INDIANAPOLIS, Ind. – An Indianapolis man is behind bars accused of having 20 bags of marijuana in the trunk of his car.
The arrest comes as part of a series of drug busts in recent weeks by state police all over Indiana.
In the last two weeks, Indiana State Police have announced nine drug busts in nine different counties. Locations along I-70 are a frequent target, but the drug fight truly spans the entire state.
It’s no secret Indiana interstates are a busy pipeline for trafficking illegal drugs.
"Our troopers are always looking for drugs coming across I-70," said Indiana State Police Sgt. Joe Watts.

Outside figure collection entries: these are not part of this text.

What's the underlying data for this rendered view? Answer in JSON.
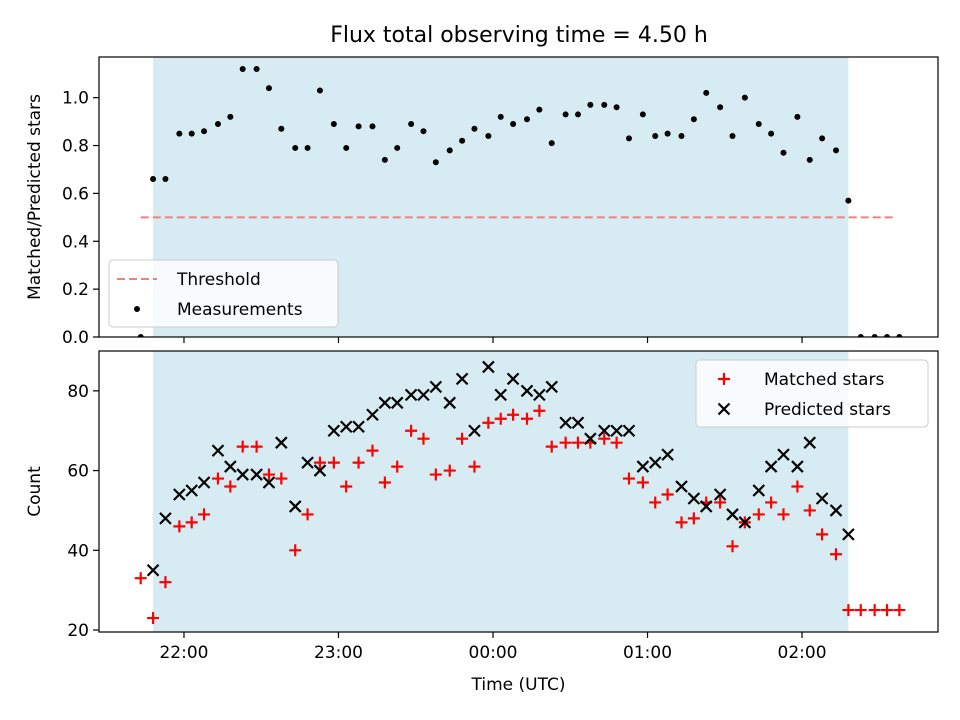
{
  "title": "Flux total observing time = 4.50 h",
  "colors": {
    "shade": "#add8e6",
    "threshold": "#f08080",
    "measurements": "#000000",
    "matched": "#ff0000",
    "predicted": "#000000"
  },
  "chart_data": [
    {
      "type": "scatter",
      "ylabel": "Matched/Predicted stars",
      "xlabel": "",
      "ylim": [
        0,
        1.17
      ],
      "yticks": [
        0.0,
        0.2,
        0.4,
        0.6,
        0.8,
        1.0
      ],
      "ytick_labels": [
        "0.0",
        "0.2",
        "0.4",
        "0.6",
        "0.8",
        "1.0"
      ],
      "xlim_hours": [
        -2.55,
        2.88
      ],
      "xticks_hours": [
        -2,
        -1,
        0,
        1,
        2
      ],
      "shaded_region_hours": [
        -2.2,
        2.3
      ],
      "legend": {
        "placement": "lower left",
        "entries": [
          "Threshold",
          "Measurements"
        ]
      },
      "threshold": {
        "name": "Threshold",
        "value": 0.5,
        "x_range_hours": [
          -2.28,
          2.6
        ]
      },
      "series": [
        {
          "name": "Measurements",
          "marker": "dot",
          "points": [
            [
              -2.28,
              0.0
            ],
            [
              -2.2,
              0.66
            ],
            [
              -2.12,
              0.66
            ],
            [
              -2.03,
              0.85
            ],
            [
              -1.95,
              0.85
            ],
            [
              -1.87,
              0.86
            ],
            [
              -1.78,
              0.89
            ],
            [
              -1.7,
              0.92
            ],
            [
              -1.62,
              1.12
            ],
            [
              -1.53,
              1.12
            ],
            [
              -1.45,
              1.04
            ],
            [
              -1.37,
              0.87
            ],
            [
              -1.28,
              0.79
            ],
            [
              -1.2,
              0.79
            ],
            [
              -1.12,
              1.03
            ],
            [
              -1.03,
              0.89
            ],
            [
              -0.95,
              0.79
            ],
            [
              -0.87,
              0.88
            ],
            [
              -0.78,
              0.88
            ],
            [
              -0.7,
              0.74
            ],
            [
              -0.62,
              0.79
            ],
            [
              -0.53,
              0.89
            ],
            [
              -0.45,
              0.86
            ],
            [
              -0.37,
              0.73
            ],
            [
              -0.28,
              0.78
            ],
            [
              -0.2,
              0.82
            ],
            [
              -0.12,
              0.87
            ],
            [
              -0.03,
              0.84
            ],
            [
              0.05,
              0.92
            ],
            [
              0.13,
              0.89
            ],
            [
              0.22,
              0.91
            ],
            [
              0.3,
              0.95
            ],
            [
              0.38,
              0.81
            ],
            [
              0.47,
              0.93
            ],
            [
              0.55,
              0.93
            ],
            [
              0.63,
              0.97
            ],
            [
              0.72,
              0.97
            ],
            [
              0.8,
              0.96
            ],
            [
              0.88,
              0.83
            ],
            [
              0.97,
              0.93
            ],
            [
              1.05,
              0.84
            ],
            [
              1.13,
              0.85
            ],
            [
              1.22,
              0.84
            ],
            [
              1.3,
              0.91
            ],
            [
              1.38,
              1.02
            ],
            [
              1.47,
              0.96
            ],
            [
              1.55,
              0.84
            ],
            [
              1.63,
              1.0
            ],
            [
              1.72,
              0.89
            ],
            [
              1.8,
              0.85
            ],
            [
              1.88,
              0.77
            ],
            [
              1.97,
              0.92
            ],
            [
              2.05,
              0.74
            ],
            [
              2.13,
              0.83
            ],
            [
              2.22,
              0.78
            ],
            [
              2.3,
              0.57
            ],
            [
              2.38,
              0.0
            ],
            [
              2.47,
              0.0
            ],
            [
              2.55,
              0.0
            ],
            [
              2.63,
              0.0
            ]
          ]
        }
      ]
    },
    {
      "type": "scatter",
      "ylabel": "Count",
      "xlabel": "Time (UTC)",
      "ylim": [
        19.5,
        90
      ],
      "yticks": [
        20,
        40,
        60,
        80
      ],
      "ytick_labels": [
        "20",
        "40",
        "60",
        "80"
      ],
      "xlim_hours": [
        -2.55,
        2.88
      ],
      "xticks_hours": [
        -2,
        -1,
        0,
        1,
        2
      ],
      "xtick_labels": [
        "22:00",
        "23:00",
        "00:00",
        "01:00",
        "02:00"
      ],
      "shaded_region_hours": [
        -2.2,
        2.3
      ],
      "legend": {
        "placement": "upper right",
        "entries": [
          "Matched stars",
          "Predicted stars"
        ]
      },
      "series": [
        {
          "name": "Matched stars",
          "marker": "plus",
          "points": [
            [
              -2.28,
              33
            ],
            [
              -2.2,
              23
            ],
            [
              -2.12,
              32
            ],
            [
              -2.03,
              46
            ],
            [
              -1.95,
              47
            ],
            [
              -1.87,
              49
            ],
            [
              -1.78,
              58
            ],
            [
              -1.7,
              56
            ],
            [
              -1.62,
              66
            ],
            [
              -1.53,
              66
            ],
            [
              -1.45,
              59
            ],
            [
              -1.37,
              58
            ],
            [
              -1.28,
              40
            ],
            [
              -1.2,
              49
            ],
            [
              -1.12,
              62
            ],
            [
              -1.03,
              62
            ],
            [
              -0.95,
              56
            ],
            [
              -0.87,
              62
            ],
            [
              -0.78,
              65
            ],
            [
              -0.7,
              57
            ],
            [
              -0.62,
              61
            ],
            [
              -0.53,
              70
            ],
            [
              -0.45,
              68
            ],
            [
              -0.37,
              59
            ],
            [
              -0.28,
              60
            ],
            [
              -0.2,
              68
            ],
            [
              -0.12,
              61
            ],
            [
              -0.03,
              72
            ],
            [
              0.05,
              73
            ],
            [
              0.13,
              74
            ],
            [
              0.22,
              73
            ],
            [
              0.3,
              75
            ],
            [
              0.38,
              66
            ],
            [
              0.47,
              67
            ],
            [
              0.55,
              67
            ],
            [
              0.63,
              67
            ],
            [
              0.72,
              68
            ],
            [
              0.8,
              67
            ],
            [
              0.88,
              58
            ],
            [
              0.97,
              57
            ],
            [
              1.05,
              52
            ],
            [
              1.13,
              54
            ],
            [
              1.22,
              47
            ],
            [
              1.3,
              48
            ],
            [
              1.38,
              52
            ],
            [
              1.47,
              52
            ],
            [
              1.55,
              41
            ],
            [
              1.63,
              47
            ],
            [
              1.72,
              49
            ],
            [
              1.8,
              52
            ],
            [
              1.88,
              49
            ],
            [
              1.97,
              56
            ],
            [
              2.05,
              50
            ],
            [
              2.13,
              44
            ],
            [
              2.22,
              39
            ],
            [
              2.3,
              25
            ],
            [
              2.38,
              25
            ],
            [
              2.47,
              25
            ],
            [
              2.55,
              25
            ],
            [
              2.63,
              25
            ]
          ]
        },
        {
          "name": "Predicted stars",
          "marker": "x",
          "points": [
            [
              -2.2,
              35
            ],
            [
              -2.12,
              48
            ],
            [
              -2.03,
              54
            ],
            [
              -1.95,
              55
            ],
            [
              -1.87,
              57
            ],
            [
              -1.78,
              65
            ],
            [
              -1.7,
              61
            ],
            [
              -1.62,
              59
            ],
            [
              -1.53,
              59
            ],
            [
              -1.45,
              57
            ],
            [
              -1.37,
              67
            ],
            [
              -1.28,
              51
            ],
            [
              -1.2,
              62
            ],
            [
              -1.12,
              60
            ],
            [
              -1.03,
              70
            ],
            [
              -0.95,
              71
            ],
            [
              -0.87,
              71
            ],
            [
              -0.78,
              74
            ],
            [
              -0.7,
              77
            ],
            [
              -0.62,
              77
            ],
            [
              -0.53,
              79
            ],
            [
              -0.45,
              79
            ],
            [
              -0.37,
              81
            ],
            [
              -0.28,
              77
            ],
            [
              -0.2,
              83
            ],
            [
              -0.12,
              70
            ],
            [
              -0.03,
              86
            ],
            [
              0.05,
              79
            ],
            [
              0.13,
              83
            ],
            [
              0.22,
              80
            ],
            [
              0.3,
              79
            ],
            [
              0.38,
              81
            ],
            [
              0.47,
              72
            ],
            [
              0.55,
              72
            ],
            [
              0.63,
              68
            ],
            [
              0.72,
              70
            ],
            [
              0.8,
              70
            ],
            [
              0.88,
              70
            ],
            [
              0.97,
              61
            ],
            [
              1.05,
              62
            ],
            [
              1.13,
              64
            ],
            [
              1.22,
              56
            ],
            [
              1.3,
              53
            ],
            [
              1.38,
              51
            ],
            [
              1.47,
              54
            ],
            [
              1.55,
              49
            ],
            [
              1.63,
              47
            ],
            [
              1.72,
              55
            ],
            [
              1.8,
              61
            ],
            [
              1.88,
              64
            ],
            [
              1.97,
              61
            ],
            [
              2.05,
              67
            ],
            [
              2.13,
              53
            ],
            [
              2.22,
              50
            ],
            [
              2.3,
              44
            ]
          ]
        }
      ]
    }
  ]
}
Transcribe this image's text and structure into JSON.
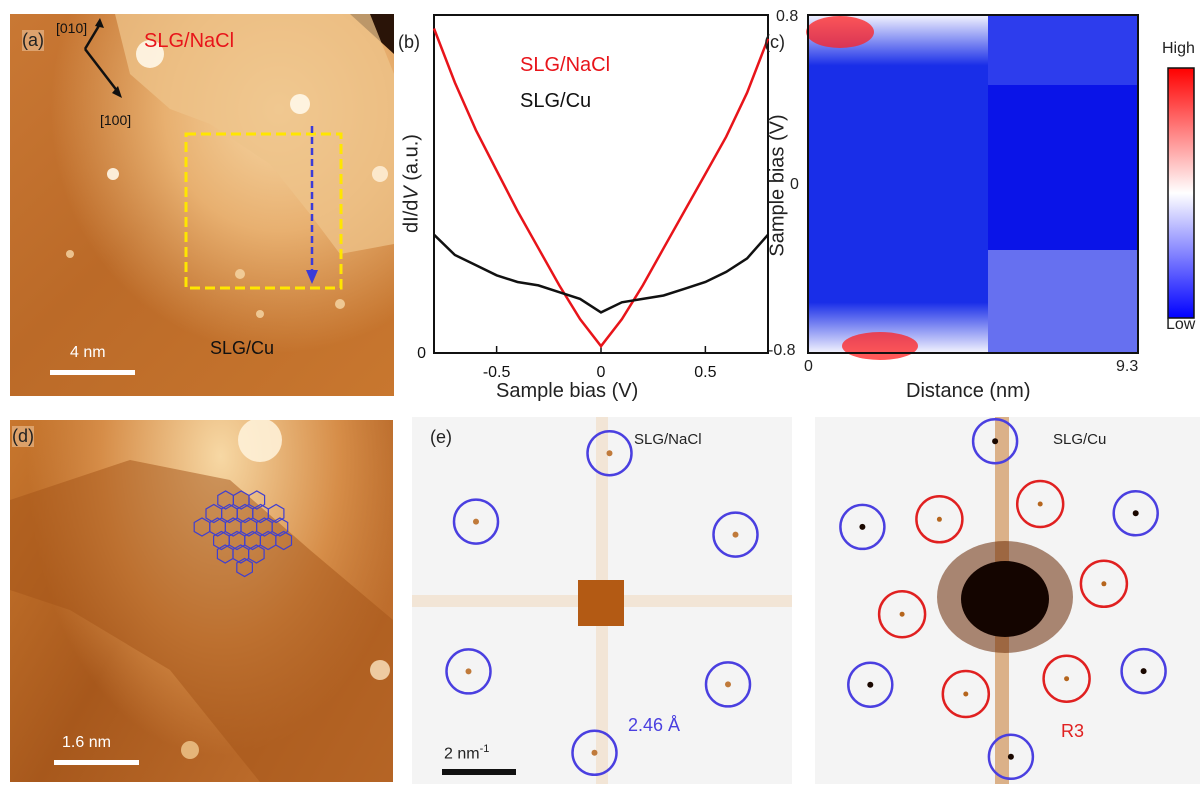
{
  "panel_a": {
    "label": "(a)",
    "dir1": "[010]",
    "dir2": "[100]",
    "region_top": "SLG/NaCl",
    "region_bottom": "SLG/Cu",
    "scale": "4 nm",
    "colors": {
      "region_top": "#e8141a",
      "box": "#ffe600",
      "arrow": "#3b3bd8"
    }
  },
  "panel_b": {
    "label": "(b)",
    "legend_red": "SLG/NaCl",
    "legend_black": "SLG/Cu"
  },
  "panel_c": {
    "label": "(c)",
    "ylabel": "Sample bias (V)",
    "xlabel": "Distance (nm)",
    "y_ticks": [
      "0.8",
      "0",
      "-0.8"
    ],
    "x_ticks": [
      "0",
      "9.3"
    ],
    "colorbar_high": "High",
    "colorbar_low": "Low"
  },
  "panel_d": {
    "label": "(d)",
    "scale": "1.6 nm"
  },
  "panel_e": {
    "label": "(e)",
    "left_title": "SLG/NaCl",
    "right_title": "SLG/Cu",
    "lattice": "2.46 Å",
    "scale_base": "2 nm",
    "scale_exp": "-1",
    "r3": "R3",
    "colors": {
      "blue_ring": "#4a3fe0",
      "red_ring": "#e02020"
    }
  },
  "chart_data": [
    {
      "type": "line",
      "title": "",
      "xlabel": "Sample bias (V)",
      "ylabel": "dI/dV (a.u.)",
      "xlim": [
        -0.8,
        0.8
      ],
      "ylim": [
        0,
        1
      ],
      "x_ticks": [
        "-0.5",
        "0",
        "0.5"
      ],
      "y_ticks": [
        "0"
      ],
      "series": [
        {
          "name": "SLG/NaCl",
          "color": "#e8141a",
          "x": [
            -0.8,
            -0.7,
            -0.6,
            -0.5,
            -0.4,
            -0.3,
            -0.2,
            -0.1,
            0.0,
            0.1,
            0.2,
            0.3,
            0.4,
            0.5,
            0.6,
            0.7,
            0.8
          ],
          "y": [
            0.96,
            0.8,
            0.66,
            0.54,
            0.42,
            0.31,
            0.2,
            0.1,
            0.02,
            0.1,
            0.2,
            0.31,
            0.42,
            0.53,
            0.64,
            0.77,
            0.93
          ]
        },
        {
          "name": "SLG/Cu",
          "color": "#111111",
          "x": [
            -0.8,
            -0.7,
            -0.6,
            -0.5,
            -0.4,
            -0.3,
            -0.2,
            -0.1,
            0.0,
            0.1,
            0.2,
            0.3,
            0.4,
            0.5,
            0.6,
            0.7,
            0.8
          ],
          "y": [
            0.35,
            0.29,
            0.26,
            0.23,
            0.21,
            0.2,
            0.18,
            0.16,
            0.12,
            0.15,
            0.16,
            0.17,
            0.19,
            0.21,
            0.24,
            0.28,
            0.35
          ]
        }
      ]
    },
    {
      "type": "heatmap",
      "xlabel": "Distance (nm)",
      "ylabel": "Sample bias (V)",
      "xlim": [
        0,
        9.3
      ],
      "ylim": [
        -0.8,
        0.8
      ],
      "colorbar": [
        "Low",
        "High"
      ],
      "regions": [
        {
          "name": "SLG/NaCl side",
          "x_range": [
            0,
            5.0
          ],
          "note_level_top": "high",
          "note_level_bottom": "high"
        },
        {
          "name": "SLG/Cu side",
          "x_range": [
            5.0,
            9.3
          ],
          "note_level_top": "low",
          "note_level_bottom": "medium"
        }
      ]
    }
  ]
}
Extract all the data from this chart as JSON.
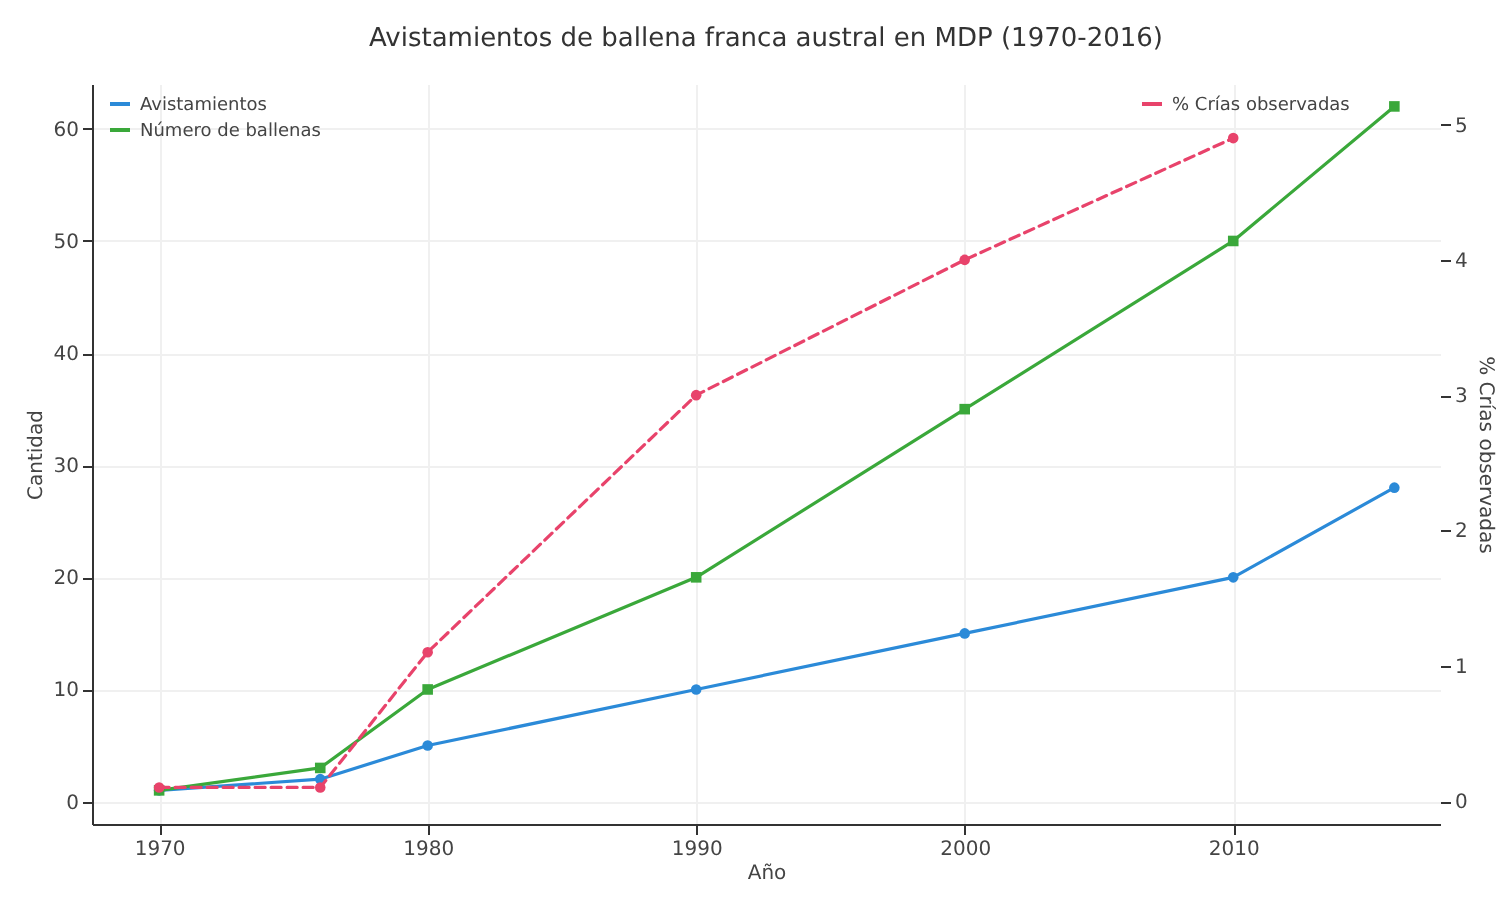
{
  "chart_data": {
    "type": "line",
    "title": "Avistamientos de ballena franca austral en MDP (1970-2016)",
    "xlabel": "Año",
    "ylabel": "Cantidad",
    "y2label": "% Crías observadas",
    "x": [
      1970,
      1976,
      1980,
      1990,
      2000,
      2010,
      2016
    ],
    "series": [
      {
        "name": "Avistamientos",
        "color": "#2b8ad8",
        "marker": "circle",
        "line_style": "solid",
        "values": [
          1,
          2,
          5,
          10,
          15,
          20,
          28
        ]
      },
      {
        "name": "Número de ballenas",
        "color": "#3aa83a",
        "marker": "square",
        "line_style": "solid",
        "values": [
          1,
          3,
          10,
          20,
          35,
          50,
          62
        ]
      },
      {
        "name": "% Crías observadas",
        "color": "#e8436b",
        "marker": "circle",
        "line_style": "dashed",
        "axis": "y2",
        "values": [
          0.1,
          0.1,
          1.1,
          3,
          4,
          4.9,
          null
        ]
      }
    ],
    "xlim": [
      1967.5,
      2017.7
    ],
    "xticks": [
      1970,
      1980,
      1990,
      2000,
      2010
    ],
    "ylim": [
      -2,
      64
    ],
    "yticks": [
      0,
      10,
      20,
      30,
      40,
      50,
      60
    ],
    "y2lim": [
      -0.17,
      5.3
    ],
    "y2ticks": [
      0,
      1,
      2,
      3,
      4,
      5
    ],
    "grid": true,
    "legend": "top right"
  }
}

This week, Sgt. Watts says a trooper in Putnam County pulled over a driver on I-70 and found a variety of marijuana products, including a butter-like substance used for baking drugs into foods.
Police say luggage in the rear seat contained suspected (248) vials of THC oil; (432) grams of THC wax; (1) pound of Marijuana; (1/2) ounce of mushrooms; and (25) grams of Marijuana constitute. Street value is estimated up to $20,000.
The driver was identified as 22-year-old Brandon Zeballos of Fairplay, Colorado. The passenger was identified as 21-year-old Cory D. Rodriguez of Lakewood, Colorado.
"Our troopers are routinely locating drivers transporting marijuana from Colorado to states on the East coast," said Watts.
In another bust this week in Vigo County, a trooper found 20 bags of marijuana in the trunk of a car following a traffic stop. The driver, Damond De-Angelo Cobb Jr. out of Indianapolis, was arrested in that case.
In Marion County, a trooper made a bust of pills, pot and cash during yet another traffic stop. That driver was identified as 25-year-old Reginald Graves of Indianapolis. A backseat passenger in the car was identified as 26-year-old Marvin Dawayn Allen Jr. of Indianapolis.
State police know they only capture a small fraction of the drugs being driven across Indiana, but they still have a warning for everyone on the road.
"Our troopers are out here every day to fight the illegal drug flow," said Watts. "We may not get each and every one but we are looking and our troopers are doing a good job of that right now."
While many of the drug busts started with simply an alert trooper, state police say anonymous tips from the public are also critical to the drug fight. That’s why state police do have a statewide drug tip line at 1-800-453-4756.